SF Weekly has written a little bit about the jaw-dropping recent discovery of a Franciscan Manzanita beneath mounds of overgrown plants abutting the Doyle Drive highway project. While finding a manzanita plant in coastal California is a bit like spotting a rabbit in a rabbit hutch, no one had seen a Franciscan Manzanita in the wild since 1947. This is a once-in-a-lifetime find — and the plant is right in the path of the highway project. That's irony for you.

The tentative plan for the manzanita we're hearing from those involved in crafting it is to move the plant — which may be 40 to 70 years old — to a location where it could become part of a breeding population once again (while previously considered extinct in the wild, a number of Franciscan genotypes descended from clippings made in '47 reside in local botanical gardens).
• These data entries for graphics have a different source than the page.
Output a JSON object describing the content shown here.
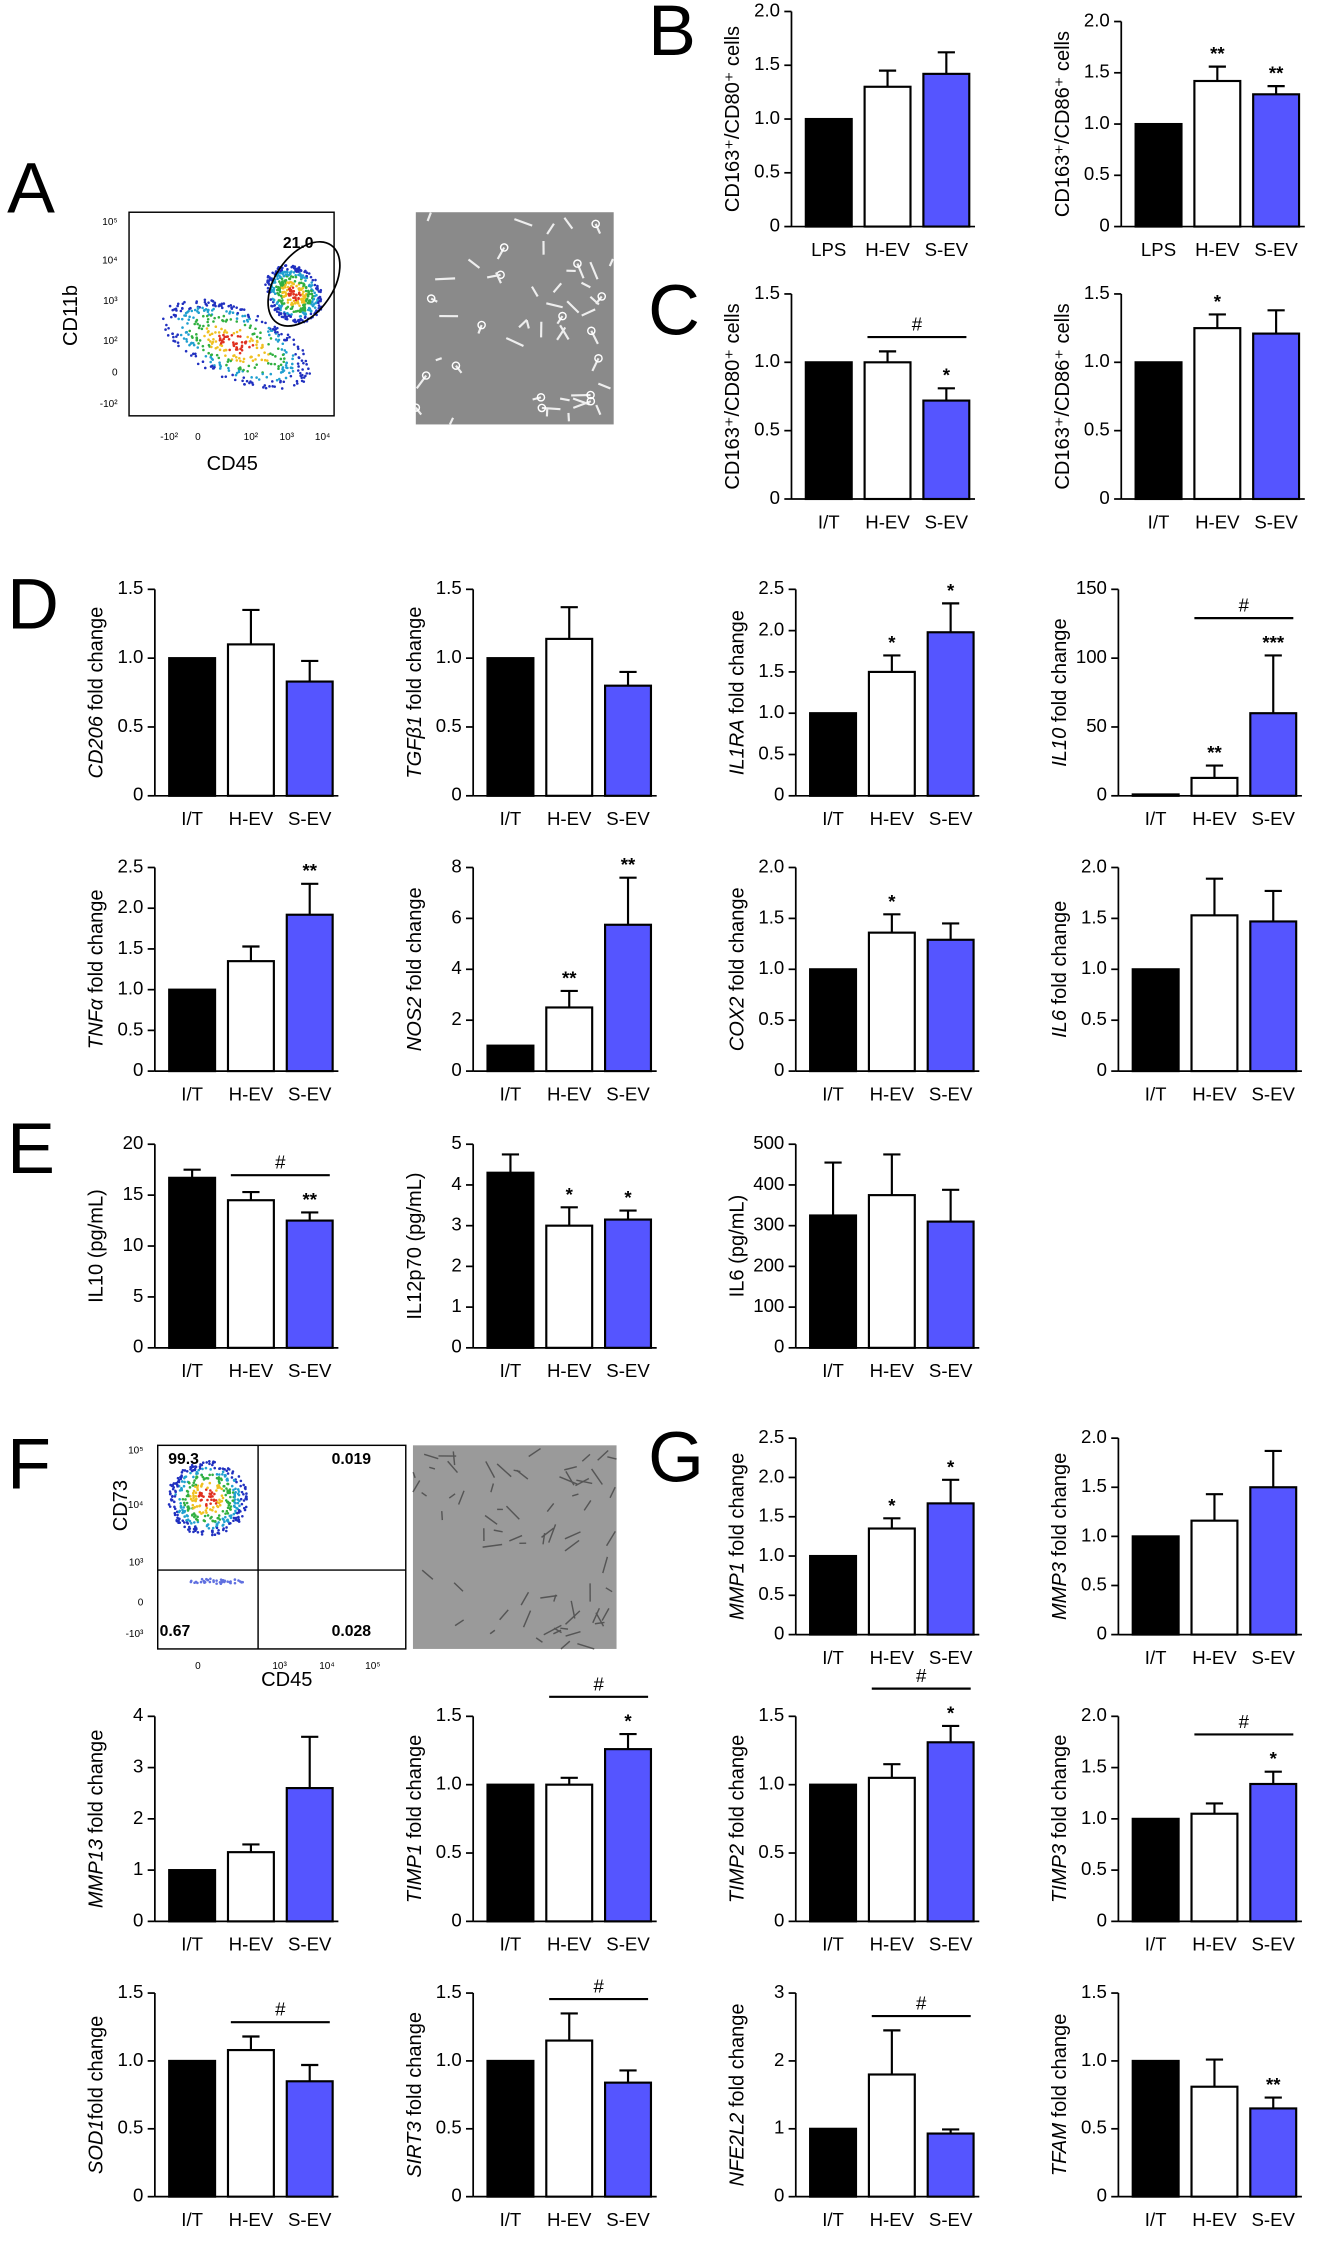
{
  "panel_labels": {
    "A": "A",
    "B": "B",
    "C": "C",
    "D": "D",
    "E": "E",
    "F": "F",
    "G": "G"
  },
  "flow_plots": [
    {
      "xlabel": "CD45",
      "ylabel": "CD11b",
      "xticks": [
        "-10²",
        "0",
        "10²",
        "10³",
        "10⁴"
      ],
      "yticks": [
        "10⁵",
        "10⁴",
        "10³",
        "10²",
        "0",
        "-10²"
      ],
      "gates": [
        "21.0"
      ]
    },
    {
      "xlabel": "CD45",
      "ylabel": "CD73",
      "xticks": [
        "0",
        "10³",
        "10⁴",
        "10⁵"
      ],
      "yticks": [
        "10⁵",
        "10⁴",
        "10³",
        "0",
        "-10³"
      ],
      "gates": [
        "99.3",
        "0.019",
        "0.67",
        "0.028"
      ]
    }
  ],
  "chart_data": [
    {
      "type": "bar",
      "ylabel": [
        "CD163⁺/CD80⁺ cells"
      ],
      "ylabel_italic": false,
      "categories": [
        "LPS",
        "H-EV",
        "S-EV"
      ],
      "values": [
        1.0,
        1.3,
        1.42
      ],
      "errors": [
        null,
        0.15,
        0.2
      ],
      "stars": [
        null,
        null,
        null
      ],
      "colors": [
        "#000000",
        "#ffffff",
        "#5555ff"
      ],
      "ylim": [
        0,
        2
      ],
      "yticks": [
        0,
        0.5,
        {
          "value": 1,
          "label": "1.0"
        },
        1.5,
        {
          "value": 2,
          "label": "2.0"
        }
      ]
    },
    {
      "type": "bar",
      "ylabel": [
        "CD163⁺/CD86⁺ cells"
      ],
      "ylabel_italic": false,
      "categories": [
        "LPS",
        "H-EV",
        "S-EV"
      ],
      "values": [
        1.0,
        1.42,
        1.29
      ],
      "errors": [
        null,
        0.14,
        0.08
      ],
      "stars": [
        null,
        "**",
        "**"
      ],
      "colors": [
        "#000000",
        "#ffffff",
        "#5555ff"
      ],
      "ylim": [
        0,
        2
      ],
      "yticks": [
        0,
        0.5,
        {
          "value": 1,
          "label": "1.0"
        },
        1.5,
        {
          "value": 2,
          "label": "2.0"
        }
      ]
    },
    {
      "type": "bar",
      "ylabel": [
        "CD163⁺/CD80⁺ cells"
      ],
      "ylabel_italic": false,
      "categories": [
        "I/T",
        "H-EV",
        "S-EV"
      ],
      "values": [
        1.0,
        1.0,
        0.72
      ],
      "errors": [
        null,
        0.08,
        0.09
      ],
      "stars": [
        null,
        null,
        "*"
      ],
      "bracket_label": "#",
      "colors": [
        "#000000",
        "#ffffff",
        "#5555ff"
      ],
      "ylim": [
        0,
        1.5
      ],
      "yticks": [
        0,
        0.5,
        {
          "value": 1,
          "label": "1.0"
        },
        1.5
      ]
    },
    {
      "type": "bar",
      "ylabel": [
        "CD163⁺/CD86⁺ cells"
      ],
      "ylabel_italic": false,
      "categories": [
        "I/T",
        "H-EV",
        "S-EV"
      ],
      "values": [
        1.0,
        1.25,
        1.21
      ],
      "errors": [
        null,
        0.1,
        0.17
      ],
      "stars": [
        null,
        "*",
        null
      ],
      "colors": [
        "#000000",
        "#ffffff",
        "#5555ff"
      ],
      "ylim": [
        0,
        1.5
      ],
      "yticks": [
        0,
        0.5,
        {
          "value": 1,
          "label": "1.0"
        },
        1.5
      ]
    },
    {
      "type": "bar",
      "ylabel": [
        "CD206",
        " fold change"
      ],
      "ylabel_italic": true,
      "categories": [
        "I/T",
        "H-EV",
        "S-EV"
      ],
      "values": [
        1.0,
        1.1,
        0.83
      ],
      "errors": [
        null,
        0.25,
        0.15
      ],
      "stars": [
        null,
        null,
        null
      ],
      "colors": [
        "#000000",
        "#ffffff",
        "#5555ff"
      ],
      "ylim": [
        0,
        1.5
      ],
      "yticks": [
        0,
        0.5,
        {
          "value": 1,
          "label": "1.0"
        },
        1.5
      ]
    },
    {
      "type": "bar",
      "ylabel": [
        "TGFβ1",
        " fold change"
      ],
      "ylabel_italic": true,
      "categories": [
        "I/T",
        "H-EV",
        "S-EV"
      ],
      "values": [
        1.0,
        1.14,
        0.8
      ],
      "errors": [
        null,
        0.23,
        0.1
      ],
      "stars": [
        null,
        null,
        null
      ],
      "colors": [
        "#000000",
        "#ffffff",
        "#5555ff"
      ],
      "ylim": [
        0,
        1.5
      ],
      "yticks": [
        0,
        0.5,
        {
          "value": 1,
          "label": "1.0"
        },
        1.5
      ]
    },
    {
      "type": "bar",
      "ylabel": [
        "IL1RA",
        " fold change"
      ],
      "ylabel_italic": true,
      "categories": [
        "I/T",
        "H-EV",
        "S-EV"
      ],
      "values": [
        1.0,
        1.5,
        1.98
      ],
      "errors": [
        null,
        0.2,
        0.35
      ],
      "stars": [
        null,
        "*",
        "*"
      ],
      "colors": [
        "#000000",
        "#ffffff",
        "#5555ff"
      ],
      "ylim": [
        0,
        2.5
      ],
      "yticks": [
        0,
        0.5,
        {
          "value": 1,
          "label": "1.0"
        },
        1.5,
        {
          "value": 2,
          "label": "2.0"
        },
        2.5
      ]
    },
    {
      "type": "bar",
      "ylabel": [
        "IL10",
        " fold change"
      ],
      "ylabel_italic": true,
      "categories": [
        "I/T",
        "H-EV",
        "S-EV"
      ],
      "values": [
        1,
        13,
        60
      ],
      "errors": [
        null,
        9,
        42
      ],
      "stars": [
        null,
        "**",
        "***"
      ],
      "bracket_label": "#",
      "colors": [
        "#000000",
        "#ffffff",
        "#5555ff"
      ],
      "ylim": [
        0,
        150
      ],
      "yticks": [
        0,
        50,
        100,
        150
      ]
    },
    {
      "type": "bar",
      "ylabel": [
        "TNFα",
        " fold change"
      ],
      "ylabel_italic": true,
      "categories": [
        "I/T",
        "H-EV",
        "S-EV"
      ],
      "values": [
        1.0,
        1.35,
        1.92
      ],
      "errors": [
        null,
        0.18,
        0.38
      ],
      "stars": [
        null,
        null,
        "**"
      ],
      "colors": [
        "#000000",
        "#ffffff",
        "#5555ff"
      ],
      "ylim": [
        0,
        2.5
      ],
      "yticks": [
        0,
        0.5,
        {
          "value": 1,
          "label": "1.0"
        },
        1.5,
        {
          "value": 2,
          "label": "2.0"
        },
        2.5
      ]
    },
    {
      "type": "bar",
      "ylabel": [
        "NOS2",
        " fold change"
      ],
      "ylabel_italic": true,
      "categories": [
        "I/T",
        "H-EV",
        "S-EV"
      ],
      "values": [
        1,
        2.5,
        5.75
      ],
      "errors": [
        null,
        0.65,
        1.85
      ],
      "stars": [
        null,
        "**",
        "**"
      ],
      "colors": [
        "#000000",
        "#ffffff",
        "#5555ff"
      ],
      "ylim": [
        0,
        8
      ],
      "yticks": [
        0,
        2,
        4,
        6,
        8
      ]
    },
    {
      "type": "bar",
      "ylabel": [
        "COX2",
        " fold change"
      ],
      "ylabel_italic": true,
      "categories": [
        "I/T",
        "H-EV",
        "S-EV"
      ],
      "values": [
        1.0,
        1.36,
        1.29
      ],
      "errors": [
        null,
        0.18,
        0.16
      ],
      "stars": [
        null,
        "*",
        null
      ],
      "colors": [
        "#000000",
        "#ffffff",
        "#5555ff"
      ],
      "ylim": [
        0,
        2
      ],
      "yticks": [
        0,
        0.5,
        {
          "value": 1,
          "label": "1.0"
        },
        1.5,
        {
          "value": 2,
          "label": "2.0"
        }
      ]
    },
    {
      "type": "bar",
      "ylabel": [
        "IL6",
        " fold change"
      ],
      "ylabel_italic": true,
      "categories": [
        "I/T",
        "H-EV",
        "S-EV"
      ],
      "values": [
        1.0,
        1.53,
        1.47
      ],
      "errors": [
        null,
        0.36,
        0.3
      ],
      "stars": [
        null,
        null,
        null
      ],
      "colors": [
        "#000000",
        "#ffffff",
        "#5555ff"
      ],
      "ylim": [
        0,
        2
      ],
      "yticks": [
        0,
        0.5,
        {
          "value": 1,
          "label": "1.0"
        },
        1.5,
        {
          "value": 2,
          "label": "2.0"
        }
      ]
    },
    {
      "type": "bar",
      "ylabel": [
        "IL10 (pg/mL)"
      ],
      "ylabel_italic": false,
      "categories": [
        "I/T",
        "H-EV",
        "S-EV"
      ],
      "values": [
        16.7,
        14.5,
        12.5
      ],
      "errors": [
        0.8,
        0.8,
        0.8
      ],
      "stars": [
        null,
        null,
        "**"
      ],
      "bracket_label": "#",
      "colors": [
        "#000000",
        "#ffffff",
        "#5555ff"
      ],
      "ylim": [
        0,
        20
      ],
      "yticks": [
        0,
        5,
        10,
        15,
        20
      ]
    },
    {
      "type": "bar",
      "ylabel": [
        "IL12p70 (pg/mL)"
      ],
      "ylabel_italic": false,
      "categories": [
        "I/T",
        "H-EV",
        "S-EV"
      ],
      "values": [
        4.3,
        3.0,
        3.15
      ],
      "errors": [
        0.45,
        0.45,
        0.22
      ],
      "stars": [
        null,
        "*",
        "*"
      ],
      "colors": [
        "#000000",
        "#ffffff",
        "#5555ff"
      ],
      "ylim": [
        0,
        5
      ],
      "yticks": [
        0,
        1,
        2,
        3,
        4,
        5
      ]
    },
    {
      "type": "bar",
      "ylabel": [
        "IL6 (pg/mL)"
      ],
      "ylabel_italic": false,
      "categories": [
        "I/T",
        "H-EV",
        "S-EV"
      ],
      "values": [
        325,
        375,
        310
      ],
      "errors": [
        130,
        100,
        78
      ],
      "stars": [
        null,
        null,
        null
      ],
      "colors": [
        "#000000",
        "#ffffff",
        "#5555ff"
      ],
      "ylim": [
        0,
        500
      ],
      "yticks": [
        0,
        100,
        200,
        300,
        400,
        500
      ]
    },
    {
      "type": "bar",
      "ylabel": [
        "MMP1",
        " fold change"
      ],
      "ylabel_italic": true,
      "categories": [
        "I/T",
        "H-EV",
        "S-EV"
      ],
      "values": [
        1.0,
        1.35,
        1.67
      ],
      "errors": [
        null,
        0.13,
        0.3
      ],
      "stars": [
        null,
        "*",
        "*"
      ],
      "colors": [
        "#000000",
        "#ffffff",
        "#5555ff"
      ],
      "ylim": [
        0,
        2.5
      ],
      "yticks": [
        0,
        0.5,
        {
          "value": 1,
          "label": "1.0"
        },
        1.5,
        {
          "value": 2,
          "label": "2.0"
        },
        2.5
      ]
    },
    {
      "type": "bar",
      "ylabel": [
        "MMP3",
        " fold change"
      ],
      "ylabel_italic": true,
      "categories": [
        "I/T",
        "H-EV",
        "S-EV"
      ],
      "values": [
        1.0,
        1.16,
        1.5
      ],
      "errors": [
        null,
        0.27,
        0.37
      ],
      "stars": [
        null,
        null,
        null
      ],
      "colors": [
        "#000000",
        "#ffffff",
        "#5555ff"
      ],
      "ylim": [
        0,
        2
      ],
      "yticks": [
        0,
        0.5,
        {
          "value": 1,
          "label": "1.0"
        },
        1.5,
        {
          "value": 2,
          "label": "2.0"
        }
      ]
    },
    {
      "type": "bar",
      "ylabel": [
        "MMP13",
        " fold change"
      ],
      "ylabel_italic": true,
      "categories": [
        "I/T",
        "H-EV",
        "S-EV"
      ],
      "values": [
        1,
        1.35,
        2.6
      ],
      "errors": [
        null,
        0.15,
        1.0
      ],
      "stars": [
        null,
        null,
        null
      ],
      "colors": [
        "#000000",
        "#ffffff",
        "#5555ff"
      ],
      "ylim": [
        0,
        4
      ],
      "yticks": [
        0,
        1,
        2,
        3,
        4
      ]
    },
    {
      "type": "bar",
      "ylabel": [
        "TIMP1",
        " fold change"
      ],
      "ylabel_italic": true,
      "categories": [
        "I/T",
        "H-EV",
        "S-EV"
      ],
      "values": [
        1.0,
        1.0,
        1.26
      ],
      "errors": [
        null,
        0.05,
        0.11
      ],
      "stars": [
        null,
        null,
        "*"
      ],
      "bracket_label": "#",
      "colors": [
        "#000000",
        "#ffffff",
        "#5555ff"
      ],
      "ylim": [
        0,
        1.5
      ],
      "yticks": [
        0,
        0.5,
        {
          "value": 1,
          "label": "1.0"
        },
        1.5
      ]
    },
    {
      "type": "bar",
      "ylabel": [
        "TIMP2",
        " fold change"
      ],
      "ylabel_italic": true,
      "categories": [
        "I/T",
        "H-EV",
        "S-EV"
      ],
      "values": [
        1.0,
        1.05,
        1.31
      ],
      "errors": [
        null,
        0.1,
        0.12
      ],
      "stars": [
        null,
        null,
        "*"
      ],
      "bracket_label": "#",
      "colors": [
        "#000000",
        "#ffffff",
        "#5555ff"
      ],
      "ylim": [
        0,
        1.5
      ],
      "yticks": [
        0,
        0.5,
        {
          "value": 1,
          "label": "1.0"
        },
        1.5
      ]
    },
    {
      "type": "bar",
      "ylabel": [
        "TIMP3",
        " fold change"
      ],
      "ylabel_italic": true,
      "categories": [
        "I/T",
        "H-EV",
        "S-EV"
      ],
      "values": [
        1.0,
        1.05,
        1.34
      ],
      "errors": [
        null,
        0.1,
        0.12
      ],
      "stars": [
        null,
        null,
        "*"
      ],
      "bracket_label": "#",
      "colors": [
        "#000000",
        "#ffffff",
        "#5555ff"
      ],
      "ylim": [
        0,
        2
      ],
      "yticks": [
        0,
        0.5,
        {
          "value": 1,
          "label": "1.0"
        },
        1.5,
        {
          "value": 2,
          "label": "2.0"
        }
      ]
    },
    {
      "type": "bar",
      "ylabel": [
        "SOD1",
        "fold change"
      ],
      "ylabel_italic": true,
      "categories": [
        "I/T",
        "H-EV",
        "S-EV"
      ],
      "values": [
        1.0,
        1.08,
        0.85
      ],
      "errors": [
        null,
        0.1,
        0.12
      ],
      "stars": [
        null,
        null,
        null
      ],
      "bracket_label": "#",
      "colors": [
        "#000000",
        "#ffffff",
        "#5555ff"
      ],
      "ylim": [
        0,
        1.5
      ],
      "yticks": [
        0,
        0.5,
        {
          "value": 1,
          "label": "1.0"
        },
        1.5
      ]
    },
    {
      "type": "bar",
      "ylabel": [
        "SIRT3",
        " fold change"
      ],
      "ylabel_italic": true,
      "categories": [
        "I/T",
        "H-EV",
        "S-EV"
      ],
      "values": [
        1.0,
        1.15,
        0.84
      ],
      "errors": [
        null,
        0.2,
        0.09
      ],
      "stars": [
        null,
        null,
        null
      ],
      "bracket_label": "#",
      "colors": [
        "#000000",
        "#ffffff",
        "#5555ff"
      ],
      "ylim": [
        0,
        1.5
      ],
      "yticks": [
        0,
        0.5,
        {
          "value": 1,
          "label": "1.0"
        },
        1.5
      ]
    },
    {
      "type": "bar",
      "ylabel": [
        "NFE2L2",
        " fold change"
      ],
      "ylabel_italic": true,
      "categories": [
        "I/T",
        "H-EV",
        "S-EV"
      ],
      "values": [
        1,
        1.8,
        0.93
      ],
      "errors": [
        null,
        0.65,
        0.06
      ],
      "stars": [
        null,
        null,
        null
      ],
      "bracket_label": "#",
      "colors": [
        "#000000",
        "#ffffff",
        "#5555ff"
      ],
      "ylim": [
        0,
        3
      ],
      "yticks": [
        0,
        1,
        2,
        3
      ]
    },
    {
      "type": "bar",
      "ylabel": [
        "TFAM",
        " fold change"
      ],
      "ylabel_italic": true,
      "categories": [
        "I/T",
        "H-EV",
        "S-EV"
      ],
      "values": [
        1.0,
        0.81,
        0.65
      ],
      "errors": [
        null,
        0.2,
        0.08
      ],
      "stars": [
        null,
        null,
        "**"
      ],
      "colors": [
        "#000000",
        "#ffffff",
        "#5555ff"
      ],
      "ylim": [
        0,
        1.5
      ],
      "yticks": [
        0,
        0.5,
        {
          "value": 1,
          "label": "1.0"
        },
        1.5
      ]
    }
  ]
}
While, theoretically, the botanists and government officials crafting a quick turnaround conservation plant for the lone Franciscan Manzanita could order the billion-dollar highway rebuild to be drastically altered, it doesn't look like that's going to happen.

As a result, some have anticipated that the Center for Biological Diversity will file suit. But Jeff Miller, a local conservation advocate with the CBD, said that's not necessarily so.